Pièges de facturation fréquents sur Google Cloud Platform (GCP) — À surveiller absolument !
19 Mai 2025, 16:25 CEST
Devops
Un guide pratique pour éviter les coûts cachés et garder ton budget sous contrôle.
Google Cloud Platform (GCP) facture au réel, selon ta consommation.
Sur le papier, c’est très avantageux : si tu n’utilises pas un service, tu ne payes pas.
Mais… attention !
Parfois, tu penses ne rien utiliser, mais Google considère que oui.
Et sans que tu t’en rendes compte, la facture grimpe…
Tes économies s’envolent, sans que tu comprennes vraiment pourquoi.
Pour t’éviter ces mauvaises surprises, voici une liste des principales sources de coûts cachés et souvent négligées sur GCP.
Un petit guide pratique pour éviter de te faire facturer des services inutilisés.
1. Instances Compute Engine oubliées en marche
Le grand classique des coûts imprévus.
Même après des années d’utilisation, il m’arrive encore d’oublier des VM allumées.
Si tu as plusieurs projets GCP, la vigilance est de mise, car ces machines peuvent être disséminées un peu partout.

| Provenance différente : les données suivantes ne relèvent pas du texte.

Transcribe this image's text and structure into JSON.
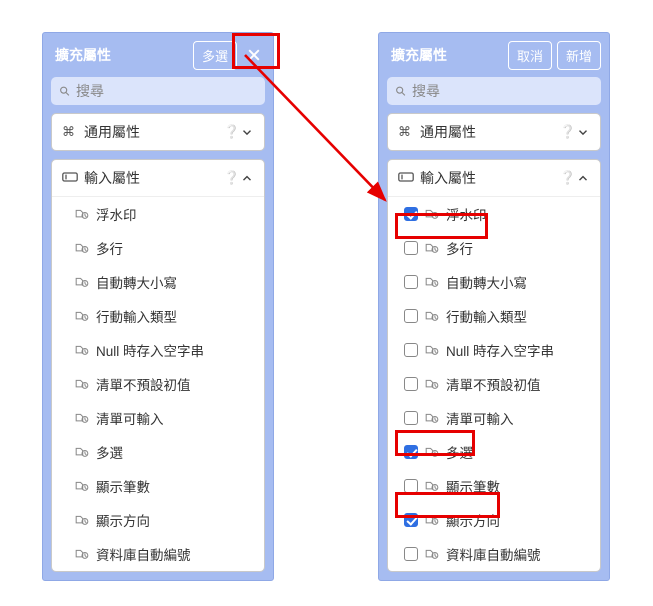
{
  "left": {
    "title": "擴充屬性",
    "multi_btn": "多選",
    "search_placeholder": "搜尋",
    "group_general": "通用屬性",
    "group_input": "輸入屬性",
    "items": [
      {
        "label": "浮水印"
      },
      {
        "label": "多行"
      },
      {
        "label": "自動轉大小寫"
      },
      {
        "label": "行動輸入類型"
      },
      {
        "label": "Null 時存入空字串"
      },
      {
        "label": "清單不預設初值"
      },
      {
        "label": "清單可輸入"
      },
      {
        "label": "多選"
      },
      {
        "label": "顯示筆數"
      },
      {
        "label": "顯示方向"
      },
      {
        "label": "資料庫自動編號"
      }
    ]
  },
  "right": {
    "title": "擴充屬性",
    "cancel_btn": "取消",
    "add_btn": "新增",
    "search_placeholder": "搜尋",
    "group_general": "通用屬性",
    "group_input": "輸入屬性",
    "items": [
      {
        "label": "浮水印",
        "checked": true
      },
      {
        "label": "多行",
        "checked": false
      },
      {
        "label": "自動轉大小寫",
        "checked": false
      },
      {
        "label": "行動輸入類型",
        "checked": false
      },
      {
        "label": "Null 時存入空字串",
        "checked": false
      },
      {
        "label": "清單不預設初值",
        "checked": false
      },
      {
        "label": "清單可輸入",
        "checked": false
      },
      {
        "label": "多選",
        "checked": true
      },
      {
        "label": "顯示筆數",
        "checked": false
      },
      {
        "label": "顯示方向",
        "checked": true
      },
      {
        "label": "資料庫自動編號",
        "checked": false
      }
    ]
  }
}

Pense à vérifier régulièrement ta liste d’instances actives !
2. Load Balancer laissé en place
Les Load Balancers facturent via les Forwarding Rules, à l’heure.
Même s’ils ne sont plus connectés à des machines backend, ils coûtent environ 0,025 USD/heure (soit 18 USD/mois).
Donc, mieux vaut supprimer ceux dont tu n’as plus besoin.
3. Adresses IP statiques externes non supprimées
Une IP statique associée à une VM est relativement peu chère (0,0005 USD/heure).
Mais une IP statique non utilisée coûte beaucoup plus cher : 0,01 USD/heure, soit 7,2 USD par mois.
Il vaut donc mieux libérer les IP inutilisées.
4. Serverless Access Connector
Utilisé par App Engine, Cloud Run, Cloud Functions pour accéder aux VM.
Il lance automatiquement 2 VM, donc engendre des coûts même si tu ne t’en rends pas compte.
Ce service n’apparaît pas dans l’application mobile Google Cloud, ce qui rend sa suppression difficile depuis un smartphone.
5. Politiques et règles Cloud Armor
Même sans backend associé, laisser une Policy Cloud Armor active entraîne des coûts :
5 USD/mois par Policy
1 USD/mois par Rule
Ce sont des frais assez cachés, souvent par défaut après la création d’un Load Balancer.
Google impose cela sans trop demander, ce qui peut surprendre.
6. Images de machines dépréciées (Depreciated Images)
Les images système anciennes ou supprimées peuvent toujours générer des coûts.
Elles sont souvent cachées dans la console, surtout si tu ne coches pas “Afficher les images obsolètes”.
Un piège facile à oublier.
7. Réservations (Reservations)
Ce système te permet de “réserver” des ressources CPU et RAM à l’avance pour tes VM, afin d’éviter qu’elles soient utilisées par d’autres.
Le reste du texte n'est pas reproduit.